Southampton Press / Opinion / Letters / 1750814

Village Censorship

I suppose it had to come, once truth about the pro-developer bias of our village regulatory boards was made known to village residents (and voters!): Full-blown censorship has just shown its ugly head in the Southampton Village Building Department.

Honest Jackie Allen just told me that she had to: (1) check with Alice Cooley, village assistant lawyer, before emailing a copy of my letter to the Suffolk County Health Department, complaining about the Village Planning Board (the Planning Board just violated that Health Department’s “conditional variance” during its January 4 “public hearing” for Paul Robinson’s 245 Old Town Road); and (2) the Planning Board file for that Paul Robinson subdivision was declared “closed,” to keep my hard copy of the letter to the Health Department out of that file.

So, the Letters column is now my only recourse for informing our village residents (and voters!) about the continued illegal steamrolling through developer applications opposed by village residents.

Who is Alice Cooley? She is the lawyer paid by our village taxes to advise the Village Planning Board. Ms. Cooley just authored the SEQRA negative declaration about Paul Robinson’s 245 Old Town Road, an unorthodox subdivision application, in which she deleted the entire Old Town Pond, although it lies visibly between the Atlantic Ocean and Robinson’s 245 Old Town Road, about 500 yards uphill from the northern shore of that fragile inland body of water.

Hey, that’s nothing. At an early December meeting of the Board of Architectural Review and Historic Preservation, about replacement of a one-story middle-class house at 31 Rosko Drive with a McMansion objected to by some eight or nine neighbors, lawyer Alice Cooley echoed John Bennett’s demand for his client, 31 Rosko Drive, for “more diversity in architecture!”

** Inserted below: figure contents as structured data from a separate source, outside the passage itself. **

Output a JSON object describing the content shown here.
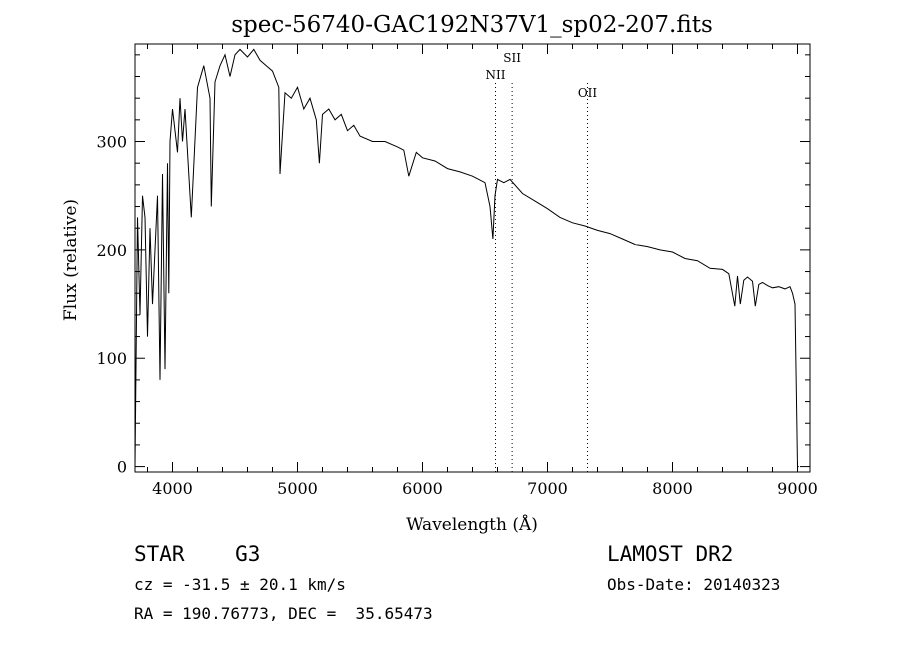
{
  "chart_data": {
    "type": "line",
    "title": "spec-56740-GAC192N37V1_sp02-207.fits",
    "xlabel": "Wavelength (Å)",
    "ylabel": "Flux (relative)",
    "xlim": [
      3700,
      9100
    ],
    "ylim": [
      -5,
      390
    ],
    "xticks": [
      4000,
      5000,
      6000,
      7000,
      8000,
      9000
    ],
    "yticks": [
      0,
      100,
      200,
      300
    ],
    "grid": false,
    "series": [
      {
        "x": [
          3700,
          3720,
          3740,
          3760,
          3780,
          3800,
          3820,
          3840,
          3860,
          3880,
          3900,
          3920,
          3940,
          3960,
          3970,
          3980,
          4000,
          4020,
          4040,
          4060,
          4080,
          4100,
          4150,
          4200,
          4250,
          4300,
          4310,
          4340,
          4380,
          4420,
          4460,
          4500,
          4540,
          4600,
          4650,
          4700,
          4750,
          4800,
          4850,
          4860,
          4900,
          4950,
          5000,
          5050,
          5100,
          5150,
          5175,
          5200,
          5250,
          5300,
          5350,
          5400,
          5450,
          5500,
          5600,
          5700,
          5800,
          5850,
          5890,
          5950,
          6000,
          6100,
          6200,
          6300,
          6400,
          6450,
          6500,
          6540,
          6563,
          6580,
          6600,
          6650,
          6700,
          6800,
          6900,
          7000,
          7100,
          7200,
          7300,
          7400,
          7500,
          7600,
          7700,
          7800,
          7900,
          8000,
          8100,
          8200,
          8300,
          8400,
          8450,
          8498,
          8520,
          8542,
          8570,
          8600,
          8640,
          8662,
          8690,
          8720,
          8760,
          8800,
          8850,
          8900,
          8940,
          8960,
          8980,
          9000,
          9010
        ],
        "y": [
          0,
          230,
          140,
          250,
          230,
          120,
          220,
          150,
          200,
          250,
          80,
          270,
          90,
          280,
          160,
          300,
          330,
          310,
          290,
          340,
          300,
          330,
          230,
          350,
          370,
          340,
          240,
          355,
          370,
          380,
          360,
          380,
          385,
          378,
          385,
          375,
          370,
          365,
          350,
          270,
          345,
          340,
          350,
          330,
          340,
          320,
          280,
          325,
          330,
          320,
          325,
          310,
          315,
          305,
          300,
          300,
          295,
          292,
          268,
          290,
          285,
          282,
          275,
          272,
          268,
          265,
          262,
          240,
          210,
          250,
          265,
          262,
          265,
          252,
          245,
          238,
          230,
          225,
          222,
          218,
          215,
          210,
          205,
          203,
          200,
          198,
          192,
          190,
          183,
          182,
          178,
          148,
          176,
          150,
          172,
          175,
          171,
          148,
          168,
          170,
          167,
          165,
          166,
          164,
          166,
          160,
          150,
          0,
          0
        ]
      }
    ],
    "annotations": [
      {
        "label": "NII",
        "x": 6584
      },
      {
        "label": "OII",
        "x": 7320
      },
      {
        "label": "SII",
        "x": 6717
      }
    ]
  },
  "info": {
    "class_line": "STAR    G3",
    "survey": "LAMOST DR2",
    "cz_line": "cz = -31.5 ± 20.1 km/s",
    "obs_date": "Obs-Date: 20140323",
    "radec_line": "RA = 190.76773, DEC =  35.65473"
  }
}
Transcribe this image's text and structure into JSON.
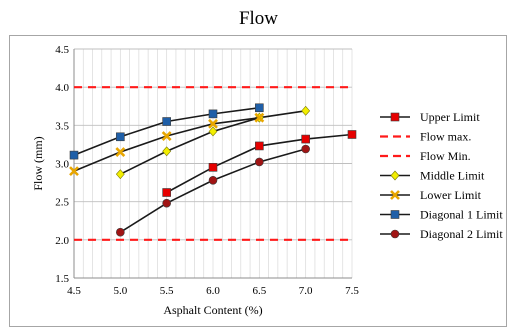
{
  "chart_data": {
    "type": "line",
    "title": "Flow",
    "xlabel": "Asphalt Content (%)",
    "ylabel": "Flow (mm)",
    "xlim": [
      4.5,
      7.5
    ],
    "ylim": [
      1.5,
      4.5
    ],
    "x_ticks": [
      "4.5",
      "5.0",
      "5.5",
      "6.0",
      "6.5",
      "7.0",
      "7.5"
    ],
    "y_ticks": [
      "1.5",
      "2.0",
      "2.5",
      "3.0",
      "3.5",
      "4.0",
      "4.5"
    ],
    "grid": true,
    "legend_position": "right",
    "series": [
      {
        "name": "Upper Limit",
        "color": "#e60000",
        "marker": "square",
        "line": "solid",
        "x": [
          5.5,
          6.0,
          6.5,
          7.0,
          7.5
        ],
        "y": [
          2.62,
          2.95,
          3.23,
          3.32,
          3.38
        ]
      },
      {
        "name": "Flow max.",
        "color": "#ff1a1a",
        "marker": "none",
        "line": "dashed",
        "x": [
          4.5,
          7.5
        ],
        "y": [
          4.0,
          4.0
        ]
      },
      {
        "name": "Flow Min.",
        "color": "#ff1a1a",
        "marker": "none",
        "line": "dashed",
        "x": [
          4.5,
          7.5
        ],
        "y": [
          2.0,
          2.0
        ]
      },
      {
        "name": "Middle Limit",
        "color": "#f2ee00",
        "marker": "diamond",
        "line": "solid",
        "x": [
          5.0,
          5.5,
          6.0,
          6.5,
          7.0
        ],
        "y": [
          2.86,
          3.16,
          3.42,
          3.6,
          3.69
        ]
      },
      {
        "name": "Lower Limit",
        "color": "#e8a600",
        "marker": "x",
        "line": "solid",
        "x": [
          4.5,
          5.0,
          5.5,
          6.0,
          6.5
        ],
        "y": [
          2.9,
          3.15,
          3.36,
          3.52,
          3.6
        ]
      },
      {
        "name": "Diagonal 1 Limit",
        "color": "#1f5fa8",
        "marker": "square",
        "line": "solid",
        "x": [
          4.5,
          5.0,
          5.5,
          6.0,
          6.5
        ],
        "y": [
          3.11,
          3.35,
          3.55,
          3.65,
          3.73
        ]
      },
      {
        "name": "Diagonal 2 Limit",
        "color": "#a01414",
        "marker": "circle",
        "line": "solid",
        "x": [
          5.0,
          5.5,
          6.0,
          6.5,
          7.0
        ],
        "y": [
          2.1,
          2.48,
          2.78,
          3.02,
          3.19
        ]
      }
    ]
  }
}
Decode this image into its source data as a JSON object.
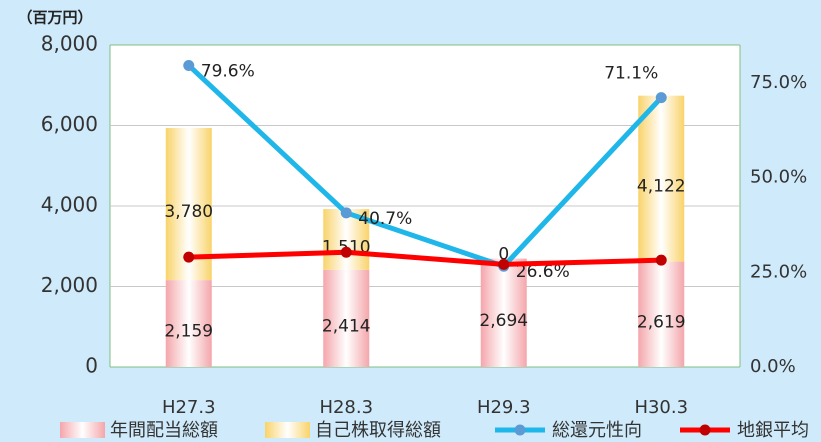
{
  "chart_data": {
    "type": "bar-line",
    "y_unit_label": "（百万円）",
    "categories": [
      "H27.3",
      "H28.3",
      "H29.3",
      "H30.3"
    ],
    "series": [
      {
        "name": "年間配当総額",
        "type": "bar",
        "color": "#f4a6ab",
        "values": [
          2159,
          2414,
          2694,
          2619
        ],
        "value_labels": [
          "2,159",
          "2,414",
          "2,694",
          "2,619"
        ]
      },
      {
        "name": "自己株取得総額",
        "type": "bar",
        "color": "#f9d36a",
        "values": [
          3780,
          1510,
          0,
          4122
        ],
        "value_labels": [
          "3,780",
          "1,510",
          "0",
          "4,122"
        ]
      },
      {
        "name": "総還元性向",
        "type": "line",
        "axis": "y2",
        "color": "#1fb6ea",
        "marker_color": "#5b9bd5",
        "values": [
          79.6,
          40.7,
          26.6,
          71.1
        ],
        "value_labels": [
          "79.6%",
          "40.7%",
          "26.6%",
          "71.1%"
        ]
      },
      {
        "name": "地銀平均",
        "type": "line",
        "axis": "y2",
        "color": "#ff0000",
        "marker_color": "#c00000",
        "values": [
          29.0,
          30.3,
          27.1,
          28.2
        ]
      }
    ],
    "ylim": [
      0,
      8000
    ],
    "yticks": [
      0,
      {
        "value": 2000,
        "label": "2,000"
      },
      {
        "value": 4000,
        "label": "4,000"
      },
      {
        "value": 6000,
        "label": "6,000"
      },
      {
        "value": 8000,
        "label": "8,000"
      }
    ],
    "y2lim": [
      0,
      85
    ],
    "y2ticks": [
      {
        "value": 0,
        "label": "0.0%"
      },
      {
        "value": 25,
        "label": "25.0%"
      },
      {
        "value": 50,
        "label": "50.0%"
      },
      {
        "value": 75,
        "label": "75.0%"
      }
    ],
    "grid": true
  }
}
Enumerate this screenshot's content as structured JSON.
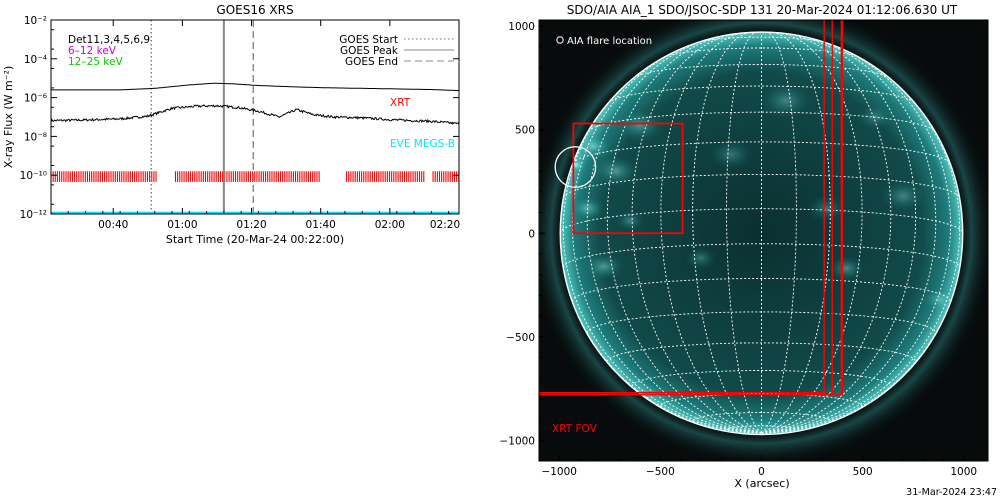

“Yes, that’s what that neighborhood needs,” Alice Cooley echoed Bennett publicly, forgetting that the essence of a certified, legal subdivision is its “common plan and scheme.” The certified and legal Rosko Place Subdivision “common plan and scheme” was approved by the village’s Planning Board in 1960, and duly filed with the Suffolk County clerk, before being illegally taken over by Epley-backed spec builders starting in 2006.

Ms. Cooley and other lawyers paid by our village taxes keep encouraging our village regulatory boards to violate New York State laws. So what’s a little violation of Suffolk County Department of Health rules and conditions?